May geht als gescheiterte Premierministerin in die Geschichte
Großbritanniens ein. Gescheitert an ihrem eigenen Ziel, das Land
geordnet aus der Europäischen Union zu führen. Es gelang ihr nicht,
das Parlament und ihre zerstrittenen Konservativen beim Thema
EU-Austritt zu versöhnen. Auch die Bevölkerung ist tief gespalten.

Mit ihrem Brexit-Abkommen, das sie mit Brüssel ausgehandelt hatte,
fuhr May Mitte Januar die größte Niederlage einer Regierung in der
Geschichte des britischen Parlaments ein. Zwei Monate später lehnte
das Unterhaus den Deal erneut ab, Ende März ein drittes Mal.

Doch das waren nur die jüngsten Tiefschläge in einer langen Reihe von
Pannen und Demütigungen. Jede für sich hätte wohl zu normalen Zeiten

das Ende ihrer Karriere bedeutet: zwei nur knapp gewonnene
Vertrauensabstimmungen, eine verlorene Parlamentswahl, ein
desaströser Parteitag und etliche Ministerrücktritte.

In anderen Zeiten wäre May womöglich nie auf den Posten der
Regierungschefin gelangt. «Ich bin Theresa May und glaube, dass ich
die beste Person bin, um Premierministerin zu werden.» Mit diesen
Worten hatte sich May im Sommer 2016 nach dem knappen Votum der
Briten für den EU-Ausstieg und dem Rücktritt David Camerons beworben.
Für eine Idealbesetzung hielten sie nur wenige. Sie hatte sich beim
Referendum für den Verbleib in der Europäischen Union ausgesprochen,
aber so zaghaft, dass es kaum jemand merkte. Das ließ sie als
Kompromisskandidatin erscheinen.

May schlug sich umgehend auf die Seite der Brexit-Hardliner und zog
rote Linien, die ihr kaum Spielraum für Verhandlungen mit der EU
ließen.
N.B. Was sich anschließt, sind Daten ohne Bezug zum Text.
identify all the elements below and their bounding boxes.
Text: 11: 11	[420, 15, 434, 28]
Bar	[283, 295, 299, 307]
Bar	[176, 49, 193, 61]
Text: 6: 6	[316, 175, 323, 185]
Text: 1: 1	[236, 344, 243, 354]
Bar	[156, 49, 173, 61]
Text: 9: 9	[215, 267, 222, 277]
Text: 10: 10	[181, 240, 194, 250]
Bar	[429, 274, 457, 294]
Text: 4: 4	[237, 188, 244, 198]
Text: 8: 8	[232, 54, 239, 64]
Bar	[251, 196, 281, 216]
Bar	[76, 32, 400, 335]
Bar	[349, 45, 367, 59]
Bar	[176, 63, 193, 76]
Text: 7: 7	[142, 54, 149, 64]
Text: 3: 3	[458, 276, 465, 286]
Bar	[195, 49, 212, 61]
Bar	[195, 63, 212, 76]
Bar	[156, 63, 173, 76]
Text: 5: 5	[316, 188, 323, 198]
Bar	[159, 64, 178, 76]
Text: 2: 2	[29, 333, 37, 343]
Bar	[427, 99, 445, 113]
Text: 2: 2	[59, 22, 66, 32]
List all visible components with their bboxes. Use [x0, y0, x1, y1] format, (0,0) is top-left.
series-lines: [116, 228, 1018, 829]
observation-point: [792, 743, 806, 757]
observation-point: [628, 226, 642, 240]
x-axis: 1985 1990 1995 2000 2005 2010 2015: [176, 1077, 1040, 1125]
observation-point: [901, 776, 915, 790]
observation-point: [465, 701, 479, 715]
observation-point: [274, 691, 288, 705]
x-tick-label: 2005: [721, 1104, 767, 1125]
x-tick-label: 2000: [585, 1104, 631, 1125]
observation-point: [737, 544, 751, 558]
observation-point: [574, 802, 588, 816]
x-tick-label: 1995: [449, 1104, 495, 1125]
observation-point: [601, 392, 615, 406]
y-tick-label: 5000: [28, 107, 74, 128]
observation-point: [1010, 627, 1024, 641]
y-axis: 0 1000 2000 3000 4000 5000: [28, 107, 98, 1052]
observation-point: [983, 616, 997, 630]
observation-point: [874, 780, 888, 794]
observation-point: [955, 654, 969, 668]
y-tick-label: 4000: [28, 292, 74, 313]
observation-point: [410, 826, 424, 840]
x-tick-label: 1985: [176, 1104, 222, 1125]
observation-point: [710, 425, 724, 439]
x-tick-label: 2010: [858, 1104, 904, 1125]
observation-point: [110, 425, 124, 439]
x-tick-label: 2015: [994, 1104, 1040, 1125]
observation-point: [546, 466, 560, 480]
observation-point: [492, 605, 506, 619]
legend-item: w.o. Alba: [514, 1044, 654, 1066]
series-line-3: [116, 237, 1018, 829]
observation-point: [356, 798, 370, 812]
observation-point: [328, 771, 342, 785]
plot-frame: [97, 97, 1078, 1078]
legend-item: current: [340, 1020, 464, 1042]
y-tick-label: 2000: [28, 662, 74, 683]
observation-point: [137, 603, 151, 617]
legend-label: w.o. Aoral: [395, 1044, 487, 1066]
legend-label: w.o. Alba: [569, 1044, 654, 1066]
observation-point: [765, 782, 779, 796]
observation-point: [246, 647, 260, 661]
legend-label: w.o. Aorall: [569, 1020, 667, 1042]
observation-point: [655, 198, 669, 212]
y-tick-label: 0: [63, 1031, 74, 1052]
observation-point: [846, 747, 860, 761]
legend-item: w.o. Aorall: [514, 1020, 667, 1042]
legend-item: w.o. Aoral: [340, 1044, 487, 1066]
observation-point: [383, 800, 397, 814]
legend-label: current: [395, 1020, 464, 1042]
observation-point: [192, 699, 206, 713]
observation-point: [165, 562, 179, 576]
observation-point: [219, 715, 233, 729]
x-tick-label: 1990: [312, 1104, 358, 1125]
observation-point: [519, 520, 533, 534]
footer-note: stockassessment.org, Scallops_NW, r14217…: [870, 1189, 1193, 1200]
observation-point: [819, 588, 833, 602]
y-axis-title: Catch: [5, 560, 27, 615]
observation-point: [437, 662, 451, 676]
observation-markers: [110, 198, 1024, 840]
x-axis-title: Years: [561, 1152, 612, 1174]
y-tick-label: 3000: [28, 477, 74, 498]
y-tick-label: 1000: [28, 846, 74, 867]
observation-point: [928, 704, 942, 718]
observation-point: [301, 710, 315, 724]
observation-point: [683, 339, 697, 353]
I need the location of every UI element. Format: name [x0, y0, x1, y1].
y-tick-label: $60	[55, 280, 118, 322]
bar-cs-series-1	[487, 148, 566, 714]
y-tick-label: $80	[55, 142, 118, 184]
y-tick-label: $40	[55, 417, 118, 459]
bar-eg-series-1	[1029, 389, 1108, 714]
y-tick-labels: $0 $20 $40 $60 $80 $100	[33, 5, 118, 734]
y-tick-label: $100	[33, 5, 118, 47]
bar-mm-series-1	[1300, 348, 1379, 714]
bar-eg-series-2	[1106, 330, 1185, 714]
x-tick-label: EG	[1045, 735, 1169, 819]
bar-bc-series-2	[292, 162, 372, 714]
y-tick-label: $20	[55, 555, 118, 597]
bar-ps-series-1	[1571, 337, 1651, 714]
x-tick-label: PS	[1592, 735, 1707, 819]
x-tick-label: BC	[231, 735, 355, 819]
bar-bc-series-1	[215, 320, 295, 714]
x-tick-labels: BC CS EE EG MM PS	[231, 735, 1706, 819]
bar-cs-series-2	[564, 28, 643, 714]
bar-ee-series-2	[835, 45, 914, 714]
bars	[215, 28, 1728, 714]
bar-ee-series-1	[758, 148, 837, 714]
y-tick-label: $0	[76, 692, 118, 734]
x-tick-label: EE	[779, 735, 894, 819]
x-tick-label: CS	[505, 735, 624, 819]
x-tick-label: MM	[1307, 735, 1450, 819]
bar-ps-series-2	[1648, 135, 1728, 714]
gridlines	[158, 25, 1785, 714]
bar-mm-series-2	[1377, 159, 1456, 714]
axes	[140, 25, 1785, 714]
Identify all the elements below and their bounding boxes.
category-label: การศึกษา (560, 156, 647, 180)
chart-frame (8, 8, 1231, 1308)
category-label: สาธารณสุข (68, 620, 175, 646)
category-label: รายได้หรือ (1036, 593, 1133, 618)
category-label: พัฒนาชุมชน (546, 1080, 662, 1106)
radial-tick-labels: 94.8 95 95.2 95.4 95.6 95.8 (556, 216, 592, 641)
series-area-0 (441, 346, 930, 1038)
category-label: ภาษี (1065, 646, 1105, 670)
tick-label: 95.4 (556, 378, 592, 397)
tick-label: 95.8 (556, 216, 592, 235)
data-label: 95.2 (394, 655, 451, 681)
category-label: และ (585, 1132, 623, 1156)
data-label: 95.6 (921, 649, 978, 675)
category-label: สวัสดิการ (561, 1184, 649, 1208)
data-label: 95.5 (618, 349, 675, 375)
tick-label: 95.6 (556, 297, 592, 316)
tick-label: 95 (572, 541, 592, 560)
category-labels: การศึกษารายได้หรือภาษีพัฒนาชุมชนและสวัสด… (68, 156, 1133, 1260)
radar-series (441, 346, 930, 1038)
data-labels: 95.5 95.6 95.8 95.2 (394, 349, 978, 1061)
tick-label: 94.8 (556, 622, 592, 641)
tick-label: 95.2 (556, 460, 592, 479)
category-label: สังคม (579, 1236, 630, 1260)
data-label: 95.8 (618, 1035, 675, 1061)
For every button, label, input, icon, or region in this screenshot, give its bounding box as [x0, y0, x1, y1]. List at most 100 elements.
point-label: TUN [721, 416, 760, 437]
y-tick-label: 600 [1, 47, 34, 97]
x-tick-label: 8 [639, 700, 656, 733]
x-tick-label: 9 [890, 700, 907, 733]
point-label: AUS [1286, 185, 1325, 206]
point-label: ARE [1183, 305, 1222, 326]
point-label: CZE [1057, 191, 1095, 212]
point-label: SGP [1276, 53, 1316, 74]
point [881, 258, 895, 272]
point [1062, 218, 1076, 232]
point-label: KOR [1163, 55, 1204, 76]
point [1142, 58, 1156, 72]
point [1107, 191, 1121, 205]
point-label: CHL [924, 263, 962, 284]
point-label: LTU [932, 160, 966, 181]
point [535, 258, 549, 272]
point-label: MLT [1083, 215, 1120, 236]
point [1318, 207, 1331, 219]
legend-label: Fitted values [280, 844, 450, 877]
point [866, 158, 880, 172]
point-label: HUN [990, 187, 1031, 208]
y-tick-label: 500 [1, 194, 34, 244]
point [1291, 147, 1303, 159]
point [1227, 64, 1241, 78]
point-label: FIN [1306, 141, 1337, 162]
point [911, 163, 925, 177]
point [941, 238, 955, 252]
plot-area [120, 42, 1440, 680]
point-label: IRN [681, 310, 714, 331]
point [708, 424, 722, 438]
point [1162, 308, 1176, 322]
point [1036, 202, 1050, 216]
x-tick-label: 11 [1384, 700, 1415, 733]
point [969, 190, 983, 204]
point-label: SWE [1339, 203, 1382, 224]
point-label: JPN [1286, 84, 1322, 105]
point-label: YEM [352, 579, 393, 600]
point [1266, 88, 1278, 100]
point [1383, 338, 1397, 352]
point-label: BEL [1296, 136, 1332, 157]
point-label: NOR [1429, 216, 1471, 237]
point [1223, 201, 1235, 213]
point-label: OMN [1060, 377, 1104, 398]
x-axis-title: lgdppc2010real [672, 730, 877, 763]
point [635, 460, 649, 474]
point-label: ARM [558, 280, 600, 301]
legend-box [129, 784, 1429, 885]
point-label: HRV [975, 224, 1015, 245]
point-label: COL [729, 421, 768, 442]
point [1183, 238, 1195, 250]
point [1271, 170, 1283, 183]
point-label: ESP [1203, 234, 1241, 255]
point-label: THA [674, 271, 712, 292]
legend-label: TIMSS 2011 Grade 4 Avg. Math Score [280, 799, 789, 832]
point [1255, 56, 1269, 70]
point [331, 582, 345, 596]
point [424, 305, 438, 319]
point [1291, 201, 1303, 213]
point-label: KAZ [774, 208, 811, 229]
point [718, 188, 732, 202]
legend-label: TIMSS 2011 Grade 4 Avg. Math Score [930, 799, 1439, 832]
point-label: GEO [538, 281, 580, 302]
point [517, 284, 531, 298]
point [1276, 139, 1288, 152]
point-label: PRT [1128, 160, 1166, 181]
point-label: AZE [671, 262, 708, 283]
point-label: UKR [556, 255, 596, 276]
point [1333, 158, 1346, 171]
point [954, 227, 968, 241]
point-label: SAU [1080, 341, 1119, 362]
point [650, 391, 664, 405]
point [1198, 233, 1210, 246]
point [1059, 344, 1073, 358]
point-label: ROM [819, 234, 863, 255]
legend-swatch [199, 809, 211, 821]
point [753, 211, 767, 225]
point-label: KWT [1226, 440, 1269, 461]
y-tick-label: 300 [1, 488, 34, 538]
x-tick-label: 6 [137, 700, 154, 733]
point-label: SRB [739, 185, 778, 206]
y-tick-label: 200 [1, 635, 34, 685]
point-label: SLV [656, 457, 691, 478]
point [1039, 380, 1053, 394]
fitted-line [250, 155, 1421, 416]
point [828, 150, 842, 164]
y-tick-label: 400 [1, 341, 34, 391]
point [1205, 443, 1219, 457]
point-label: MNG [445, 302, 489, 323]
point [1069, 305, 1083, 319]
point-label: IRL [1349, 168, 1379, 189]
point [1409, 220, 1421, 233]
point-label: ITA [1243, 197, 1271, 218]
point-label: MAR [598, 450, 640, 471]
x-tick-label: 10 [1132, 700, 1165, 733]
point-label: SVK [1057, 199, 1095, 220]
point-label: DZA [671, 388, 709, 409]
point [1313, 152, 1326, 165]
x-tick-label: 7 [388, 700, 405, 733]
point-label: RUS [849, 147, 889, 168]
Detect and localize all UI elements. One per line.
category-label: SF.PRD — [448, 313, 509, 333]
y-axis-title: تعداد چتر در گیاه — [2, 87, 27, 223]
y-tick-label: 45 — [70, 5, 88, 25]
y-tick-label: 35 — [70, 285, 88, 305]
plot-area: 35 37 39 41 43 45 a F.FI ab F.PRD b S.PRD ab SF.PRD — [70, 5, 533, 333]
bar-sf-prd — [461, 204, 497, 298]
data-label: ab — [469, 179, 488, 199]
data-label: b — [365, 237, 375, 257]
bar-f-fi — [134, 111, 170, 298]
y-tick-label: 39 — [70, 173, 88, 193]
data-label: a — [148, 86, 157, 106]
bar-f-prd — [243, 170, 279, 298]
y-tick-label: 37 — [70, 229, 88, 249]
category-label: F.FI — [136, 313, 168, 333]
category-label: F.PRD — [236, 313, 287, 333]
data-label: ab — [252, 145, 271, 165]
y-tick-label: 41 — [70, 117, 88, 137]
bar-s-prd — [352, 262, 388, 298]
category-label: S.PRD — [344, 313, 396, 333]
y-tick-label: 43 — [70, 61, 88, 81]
Einen Kompromiss mit der Opposition suchte sie viel zu spät.
Doch auch für einen Nachfolger dürfte diese Aufgabe so gut wie
unlösbar sein. Die Frist für den EU-Austritt wurde inzwischen zwei
Mal verlängert. Sie endet nun am 31. Oktober. Dann droht ein Brexit
ohne Abkommen mit drastischen Folgen für die britische Wirtschaft und
viele andere Lebensbereiche.

Das Feld der Bewerber ist groß. Elf Kandidaten haben bislang ihren
Hut in den Ring geworfen. Die besten Chancen werden Ex-Außenminister
Boris Johnson eingeräumt. Der umstrittene Politiker ist zwar als
Chefdiplomat in viele Fettnäpfchen getreten. Ihm wird aber zugetraut,
enttäuschte Brexit-Wähler, die sich von den Konservativen abgewandt
haben, wieder zurückzugewinnen. Eine Privatklage gegen Johnson wegen
angeblicher Lügen im Brexit-Wahlkampf wurde am Freitag vom High Court
in London abgeschmettert.

Die Konservativen stehen seit der Europawahl Ende Mai heftig unter
Druck von rechts. Die neue Brexit-Partei von Nigel Farage hatte es
mit knapp 32 Prozent der Stimmen aus dem Stand zur stärksten Kraft
geschafft. Die Tories wurden abgestraft und kamen nur noch auf rund
neun Prozent.

Nur knapp verpasste die Brexit-Partei am Donnerstag ihren Einzug ins
britische Parlament. Bei einer Nachwahl im ostenglischen Peterborough
fehlten dem Kandidaten der Brexit-Partei, Mike Greene, nur knapp 700
Stimmen, um die Labour-Partei zu schlagen, wie die Auszählung am
Freitag ergab. Der Tory-Kandidat landete auf dem dritten Platz. Das
starke Abschneiden der Brexit-Partei dürfte den Druck auf die
Bewerber für die May-Nachfolge erhöhen, einen harten Brexit-Kurs
einzuschlagen.

Bei seinem Staatsbesuch in dieser Woche hatte sich US-Präsident
Donald Trump bereits mit mehreren der Bewerber getroffen. Er
bescheinigte - entgegen allen diplomatischen Gepflogenheiten -
Johnson ausgezeichnete Fähigkeiten für das Amt des Partei- und
Regierungschefs. Die USA und Großbritannien streben ein großes
Handelsabkommen nach dem EU-Austritt Londons an. Ein kleiner Trost
für May dürfte sein, dass sie immerhin zehn Tage länger im Amt
geblieben ist als ihr letzter Labour-Vorgänger Gordon Brown.